Tuesday, January 22, 2008

DAI Wei: Something Has Gone Missing

 Something Has Gone Missing
        DAI Wei
On the old site of a post office
Appears a brand new square
From letter papers, handwritten marks are erased
From telephones, human voices are erased
As if from the arms
An embrace is unnoticeably extracted
With only the air left to sustain its original form
I am made to admit
That something has gone missing
And what I need to lock up is but
The habit of standing on my tiptoes
When I forget bringing with me the keys
And stretching out to fumble
On the doorframe for the perhaps nonexistent one

DAI Wei was born in 1970s in Chengdu and grew up in Chongqing, and now lives in Nanjing.
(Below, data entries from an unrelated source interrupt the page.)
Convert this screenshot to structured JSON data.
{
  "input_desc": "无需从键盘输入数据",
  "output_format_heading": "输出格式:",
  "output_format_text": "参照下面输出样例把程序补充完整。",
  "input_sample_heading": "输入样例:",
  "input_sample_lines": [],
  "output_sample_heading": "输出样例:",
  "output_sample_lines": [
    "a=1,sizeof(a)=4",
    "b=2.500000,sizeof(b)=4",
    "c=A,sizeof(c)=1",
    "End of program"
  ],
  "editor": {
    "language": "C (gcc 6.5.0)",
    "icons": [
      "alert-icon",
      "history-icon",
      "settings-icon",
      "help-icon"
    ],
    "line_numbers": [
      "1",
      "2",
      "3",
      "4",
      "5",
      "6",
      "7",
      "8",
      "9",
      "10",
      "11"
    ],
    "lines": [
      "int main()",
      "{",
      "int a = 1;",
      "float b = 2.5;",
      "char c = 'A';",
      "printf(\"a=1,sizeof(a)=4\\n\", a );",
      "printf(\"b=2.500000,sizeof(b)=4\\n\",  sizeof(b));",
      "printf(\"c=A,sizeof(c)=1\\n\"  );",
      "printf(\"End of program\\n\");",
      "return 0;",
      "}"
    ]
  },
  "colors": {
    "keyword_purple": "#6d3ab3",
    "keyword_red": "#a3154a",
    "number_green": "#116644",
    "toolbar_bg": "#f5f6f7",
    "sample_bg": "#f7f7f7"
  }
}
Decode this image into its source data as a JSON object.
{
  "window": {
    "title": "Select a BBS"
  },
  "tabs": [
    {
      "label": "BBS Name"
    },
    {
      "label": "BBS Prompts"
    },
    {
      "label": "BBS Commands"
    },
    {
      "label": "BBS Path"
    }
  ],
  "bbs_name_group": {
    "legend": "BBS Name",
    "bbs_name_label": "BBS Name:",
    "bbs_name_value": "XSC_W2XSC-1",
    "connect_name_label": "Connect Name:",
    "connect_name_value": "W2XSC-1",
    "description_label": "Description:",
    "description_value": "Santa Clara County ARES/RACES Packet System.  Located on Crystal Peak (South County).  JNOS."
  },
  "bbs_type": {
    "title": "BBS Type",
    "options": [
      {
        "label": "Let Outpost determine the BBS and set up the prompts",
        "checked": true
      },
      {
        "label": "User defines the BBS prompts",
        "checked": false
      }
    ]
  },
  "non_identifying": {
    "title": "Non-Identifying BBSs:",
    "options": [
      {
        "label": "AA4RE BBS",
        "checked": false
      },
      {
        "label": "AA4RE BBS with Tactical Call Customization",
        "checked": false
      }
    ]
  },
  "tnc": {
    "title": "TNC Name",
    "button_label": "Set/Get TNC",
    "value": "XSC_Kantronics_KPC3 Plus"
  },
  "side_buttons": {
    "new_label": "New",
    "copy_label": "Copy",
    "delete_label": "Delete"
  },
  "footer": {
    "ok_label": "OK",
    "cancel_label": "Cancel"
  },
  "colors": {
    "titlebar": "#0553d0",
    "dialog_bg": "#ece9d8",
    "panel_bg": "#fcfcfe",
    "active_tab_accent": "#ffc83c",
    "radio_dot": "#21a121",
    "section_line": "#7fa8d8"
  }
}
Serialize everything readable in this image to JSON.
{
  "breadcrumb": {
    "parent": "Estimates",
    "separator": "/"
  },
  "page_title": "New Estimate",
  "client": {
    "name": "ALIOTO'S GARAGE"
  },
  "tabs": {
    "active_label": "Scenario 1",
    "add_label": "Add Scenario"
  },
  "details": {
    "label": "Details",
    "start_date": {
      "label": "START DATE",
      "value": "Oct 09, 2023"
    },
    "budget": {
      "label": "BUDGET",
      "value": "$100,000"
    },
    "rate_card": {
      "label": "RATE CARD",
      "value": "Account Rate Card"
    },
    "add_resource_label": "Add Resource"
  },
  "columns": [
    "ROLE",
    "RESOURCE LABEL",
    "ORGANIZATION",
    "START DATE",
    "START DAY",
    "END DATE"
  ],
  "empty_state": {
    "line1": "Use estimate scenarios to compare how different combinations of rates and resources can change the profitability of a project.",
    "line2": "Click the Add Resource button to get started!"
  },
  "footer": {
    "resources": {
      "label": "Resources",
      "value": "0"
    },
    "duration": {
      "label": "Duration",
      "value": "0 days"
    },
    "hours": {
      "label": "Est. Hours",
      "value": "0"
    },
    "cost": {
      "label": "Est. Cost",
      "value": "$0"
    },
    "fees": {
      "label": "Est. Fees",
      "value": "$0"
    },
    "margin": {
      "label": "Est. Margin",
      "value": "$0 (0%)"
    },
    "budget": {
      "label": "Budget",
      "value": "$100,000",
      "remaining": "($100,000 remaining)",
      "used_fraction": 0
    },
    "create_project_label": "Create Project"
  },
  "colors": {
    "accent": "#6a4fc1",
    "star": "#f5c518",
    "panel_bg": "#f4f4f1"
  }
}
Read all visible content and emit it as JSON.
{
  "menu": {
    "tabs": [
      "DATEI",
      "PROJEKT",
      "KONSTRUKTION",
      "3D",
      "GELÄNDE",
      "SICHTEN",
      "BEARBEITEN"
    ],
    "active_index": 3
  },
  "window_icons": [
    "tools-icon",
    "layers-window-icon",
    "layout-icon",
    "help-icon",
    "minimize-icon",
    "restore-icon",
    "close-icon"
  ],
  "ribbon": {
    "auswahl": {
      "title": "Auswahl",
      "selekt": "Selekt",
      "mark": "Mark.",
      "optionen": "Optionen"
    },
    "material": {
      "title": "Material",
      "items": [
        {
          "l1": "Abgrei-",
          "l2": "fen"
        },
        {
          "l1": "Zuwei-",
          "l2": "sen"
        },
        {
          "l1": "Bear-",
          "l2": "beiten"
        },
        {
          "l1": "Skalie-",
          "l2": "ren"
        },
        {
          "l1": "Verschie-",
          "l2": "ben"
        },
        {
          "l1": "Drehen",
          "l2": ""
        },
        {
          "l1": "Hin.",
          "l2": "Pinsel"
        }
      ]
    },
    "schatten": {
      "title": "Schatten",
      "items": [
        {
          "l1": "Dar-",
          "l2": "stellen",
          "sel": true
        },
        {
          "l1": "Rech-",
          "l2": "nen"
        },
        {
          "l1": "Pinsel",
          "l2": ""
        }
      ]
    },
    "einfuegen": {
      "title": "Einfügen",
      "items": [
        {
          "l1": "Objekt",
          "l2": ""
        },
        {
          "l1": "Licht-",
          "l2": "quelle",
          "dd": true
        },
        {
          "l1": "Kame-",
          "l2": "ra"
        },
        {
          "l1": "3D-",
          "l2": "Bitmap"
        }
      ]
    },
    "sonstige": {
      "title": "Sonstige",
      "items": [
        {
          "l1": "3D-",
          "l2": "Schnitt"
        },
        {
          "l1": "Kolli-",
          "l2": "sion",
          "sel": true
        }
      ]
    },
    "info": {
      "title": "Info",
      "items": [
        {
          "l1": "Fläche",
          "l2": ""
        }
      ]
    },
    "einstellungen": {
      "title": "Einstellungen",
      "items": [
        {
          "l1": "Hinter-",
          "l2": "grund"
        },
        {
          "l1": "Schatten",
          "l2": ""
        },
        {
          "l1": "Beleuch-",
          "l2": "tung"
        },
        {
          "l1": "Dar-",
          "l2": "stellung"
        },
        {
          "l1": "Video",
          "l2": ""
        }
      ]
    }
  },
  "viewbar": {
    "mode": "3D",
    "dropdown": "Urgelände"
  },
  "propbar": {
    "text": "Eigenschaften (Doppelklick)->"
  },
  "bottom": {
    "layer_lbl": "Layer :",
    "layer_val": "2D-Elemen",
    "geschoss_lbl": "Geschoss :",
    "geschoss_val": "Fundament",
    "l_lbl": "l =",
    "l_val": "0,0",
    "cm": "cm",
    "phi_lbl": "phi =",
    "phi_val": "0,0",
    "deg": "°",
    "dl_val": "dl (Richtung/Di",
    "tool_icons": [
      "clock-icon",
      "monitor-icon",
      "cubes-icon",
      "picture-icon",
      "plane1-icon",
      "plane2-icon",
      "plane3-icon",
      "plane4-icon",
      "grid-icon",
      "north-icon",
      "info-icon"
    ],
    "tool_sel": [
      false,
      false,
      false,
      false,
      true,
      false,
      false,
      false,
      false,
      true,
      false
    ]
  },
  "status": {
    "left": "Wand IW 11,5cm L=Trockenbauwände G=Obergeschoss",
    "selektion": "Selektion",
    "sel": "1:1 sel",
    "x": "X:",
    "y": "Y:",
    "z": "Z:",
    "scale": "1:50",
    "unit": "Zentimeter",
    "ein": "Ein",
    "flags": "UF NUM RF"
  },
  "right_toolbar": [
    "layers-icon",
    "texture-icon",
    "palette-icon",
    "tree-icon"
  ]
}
She had been trained as a ballerina and had worked on a ship. She started poetry-writing in 1987 and published two books of poetry. In an interview, she expresses her idea of poetry. “The process of writing poems is a continuous letting go of what you hold, making it lighter and lighter…until a feathery lightness is achieved. Isn’t it too loaded to ask poetry to bear anything?” This can be read as characteristic of her poetry.



 某种东西已经不在了
      代薇
在邮电所的旧址上
出现了一个新修的广场
从信纸上移走字迹
从电话里移走嗓音
就像一个拥抱
被轻轻从手臂里抽掉
只有空气还在坚持它的形状
我承认某种东西
已经不在了
而我要克制的
仅仅是忘记带钥匙的时候
依然习惯踮起足尖
伸手去摸门框上
莫须有的那一把

1 comment:

Ron Tuohy said...

I very much like these two poems. Have you translated any others? Or do you know of any other source for versions in English?